I am a child of the High Plains. My childhood memories hearken back to scorching July winds, black thunderstorms on the horizon, and fields of golden, waving wheat—clichés, all of them, but realities nonetheless. I also remember loneliness. Thus I left rural Northwest Kansas in 1989 to attend the University of Chicago, glad to finally begin my life, put that desolation in the rearview mirror, and see the country—or so I thought. Well, with my wife and sons along for the mad ride, we have trekked from one coast of this nation to the other courtesy of the US Navy. We have lived in eight states and seen the sights and cultures of America’s North, South, East, and West. Having slept under a wandering star for so long, why do I find my thoughts so frequently returning to that dusty corner of Kansas I was so eager to leave behind? Only now, more than thirty years after departing, I begin to comprehend how my dry, windy, isolated upbringing shaped who I am and how I see the people and the world around me.
These stories are my exercises in self-reflection, the inevitable inner ponderings that come as we age. For most, musings about days gone by don’t lead to written stories, but for someone not terribly adept at expressing thoughts and emotions with the spoken word, perhaps this form is my best outlet, even if indulging family members are the only ones who ever read my ramblings. Maybe the proper course would have been a long letter to my children. At least it might help them understand what makes the old man tick. They may offer, “But hey, Dad, let’s keep it in the family where it belongs, like other normal and unpretentious folks.” What, then, prompts me to believe someone outside my family circle would ever want to read this? Truthfully, I don’t know whether anyone ever will, but a chorus of thinkers and writers are striving to discern the heart of our nation, and I would like to add to that song. My small voice, somewhere over in the back row of the tenor section, singing about the contributions of the plains and, more importantly, their people, will, I hope, be a useful addition to our choir of national self-consideration. We all have much to contemplate.
This undertaking started as a jumble of childhood memories, stirred in together with a sense of sadness and loss. Those feelings were with me even as a child. Standing in front of the decaying outbuildings on my grandparents’ eastern Colorado farmstead, I felt a pervading sense of what might have been. A few hours east, closer to my boyhood Kansas home, the countryside was also dotted with abandoned homesteads, usually marked by a few defiant cedar or elm trees jutting from the corner of a field, sometimes accompanied by a desiccated wooden skeleton of an old farmhouse or barn.
Early in my youth, I realized the place where I lived was, in a real sense, dying. Juxtapose that with the sometimes difficult but remarkable people around me. They worked hard, so why was this happening? It seemed that the best efforts of generations could not stave off decline and failure. I could not shake a foreboding. Our community labored on, but everyone knew the prairies were slowly emptying. While this fact was oft remarked upon, the spirit was not one of grumbling, but more of abiding sorrow. I return continually to the word “lament.” Too strong? At its most basic, a lament is an expression of sorrow or grief, so perhaps sorrow is warranted, but grief? Really? That seems a bit much. I humbly ask the reader to bear with me, for lament is both biblical and purpose-filled. And yes, I do feel a sense of lingering grief about what America, the Great Plains, and even my family have lost over the previous one-hundred-plus years. We plains folk reserve the right to use that word.

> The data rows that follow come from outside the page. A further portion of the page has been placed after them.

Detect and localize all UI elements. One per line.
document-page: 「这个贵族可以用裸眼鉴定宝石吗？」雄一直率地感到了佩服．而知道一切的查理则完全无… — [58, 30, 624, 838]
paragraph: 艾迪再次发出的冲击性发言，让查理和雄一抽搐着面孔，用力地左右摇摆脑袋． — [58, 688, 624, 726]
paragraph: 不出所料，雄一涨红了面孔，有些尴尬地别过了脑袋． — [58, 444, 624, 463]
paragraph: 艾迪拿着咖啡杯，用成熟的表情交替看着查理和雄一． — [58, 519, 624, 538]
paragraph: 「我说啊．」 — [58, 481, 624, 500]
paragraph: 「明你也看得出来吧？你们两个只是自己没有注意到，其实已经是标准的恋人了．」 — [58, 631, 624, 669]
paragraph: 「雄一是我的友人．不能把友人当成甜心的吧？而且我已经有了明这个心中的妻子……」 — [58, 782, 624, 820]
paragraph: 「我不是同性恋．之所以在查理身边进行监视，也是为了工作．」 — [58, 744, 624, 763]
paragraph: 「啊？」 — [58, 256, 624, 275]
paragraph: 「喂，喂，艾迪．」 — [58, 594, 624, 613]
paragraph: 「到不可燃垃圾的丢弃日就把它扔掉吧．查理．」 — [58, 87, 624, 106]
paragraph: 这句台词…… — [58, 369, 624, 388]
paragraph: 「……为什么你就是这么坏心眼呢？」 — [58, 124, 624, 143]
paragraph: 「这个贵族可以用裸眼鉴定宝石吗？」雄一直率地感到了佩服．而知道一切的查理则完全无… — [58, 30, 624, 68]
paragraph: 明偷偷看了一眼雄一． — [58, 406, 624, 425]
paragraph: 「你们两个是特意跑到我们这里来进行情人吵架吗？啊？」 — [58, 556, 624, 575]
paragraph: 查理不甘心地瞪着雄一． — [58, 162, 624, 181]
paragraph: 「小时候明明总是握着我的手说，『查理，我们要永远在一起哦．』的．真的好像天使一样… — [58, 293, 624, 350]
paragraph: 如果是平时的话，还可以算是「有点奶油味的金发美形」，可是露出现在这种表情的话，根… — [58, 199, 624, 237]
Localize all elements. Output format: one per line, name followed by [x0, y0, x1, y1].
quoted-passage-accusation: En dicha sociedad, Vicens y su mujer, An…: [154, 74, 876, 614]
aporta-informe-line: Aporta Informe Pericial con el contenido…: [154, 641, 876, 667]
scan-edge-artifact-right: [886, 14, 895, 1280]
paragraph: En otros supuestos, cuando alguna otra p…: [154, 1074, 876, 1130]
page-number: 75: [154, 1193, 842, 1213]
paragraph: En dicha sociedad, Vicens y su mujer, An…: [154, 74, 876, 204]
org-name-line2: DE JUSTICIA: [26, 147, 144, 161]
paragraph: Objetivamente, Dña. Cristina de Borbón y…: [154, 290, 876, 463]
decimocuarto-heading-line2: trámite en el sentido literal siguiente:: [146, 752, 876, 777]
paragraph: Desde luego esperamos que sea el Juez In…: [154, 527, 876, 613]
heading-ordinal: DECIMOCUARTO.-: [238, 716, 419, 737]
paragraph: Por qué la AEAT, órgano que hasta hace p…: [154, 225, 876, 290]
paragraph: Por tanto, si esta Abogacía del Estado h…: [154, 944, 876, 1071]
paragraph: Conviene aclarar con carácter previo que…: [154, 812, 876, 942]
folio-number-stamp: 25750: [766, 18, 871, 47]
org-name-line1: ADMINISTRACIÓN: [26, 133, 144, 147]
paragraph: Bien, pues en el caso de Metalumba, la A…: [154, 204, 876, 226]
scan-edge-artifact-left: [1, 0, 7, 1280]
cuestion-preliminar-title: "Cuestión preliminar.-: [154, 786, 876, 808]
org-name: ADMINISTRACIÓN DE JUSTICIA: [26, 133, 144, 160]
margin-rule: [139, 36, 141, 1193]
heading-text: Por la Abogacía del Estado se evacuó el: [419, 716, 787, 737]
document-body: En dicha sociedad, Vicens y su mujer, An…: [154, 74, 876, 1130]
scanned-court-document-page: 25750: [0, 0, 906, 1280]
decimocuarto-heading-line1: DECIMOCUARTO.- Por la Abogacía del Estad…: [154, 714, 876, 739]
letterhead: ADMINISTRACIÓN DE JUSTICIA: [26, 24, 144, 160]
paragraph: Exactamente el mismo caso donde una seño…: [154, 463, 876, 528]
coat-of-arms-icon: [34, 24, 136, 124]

Hoping to better understand the history of the Great Plains, I have spent years as a novice reading academic works, articles, and reports about the region. However, I am not thus a historian, and this is no attempt at a scholarly tome. Libraries are already filled with first-rate historical works explaining the geographic, climatological, economic, technological, social, legal, and other forces at work shaping life on the Great Plains. I’m happy to draw from the efforts of authors and academicians without attempting to replicate or improve the historical record. I care most about the people of the plains: who they were, who they are, and what their experiences mean to this nation’s past and future.
Over twenty years ago, Kathleen Norris, in her book Dakota, A Spiritual Geography, wrote, “The children and grandchildren of farm people forced off their land today may well be the ones to write about it. Perhaps given the distance that the passage of time can provide, they will give us back the truth about ourselves. Whether or not we will listen, out here on the Plains, I cannot say.” She could give herself more credit. Norris herself has already painted dramatic word pictures to help explain the realities of prairie life, but she is nevertheless still correct; there is more to be said.
While any single attempt to capture the sense and spirit of an entire region will inevitably fall short, in the spirit of Norris, my small porch light shining onto prairie life may yet help illuminate larger forces at work in our country. Certainly, one individual’s memories harvested during a childhood spent in an old, yellow wind-rattled farmhouse on a Kansas hilltop won’t convey the deep-rooted connections that rural people feel with their surroundings, or the pain of successive cycles of planting, waiting, harvest, and then winter and death that have shaped High Plains inhabitants.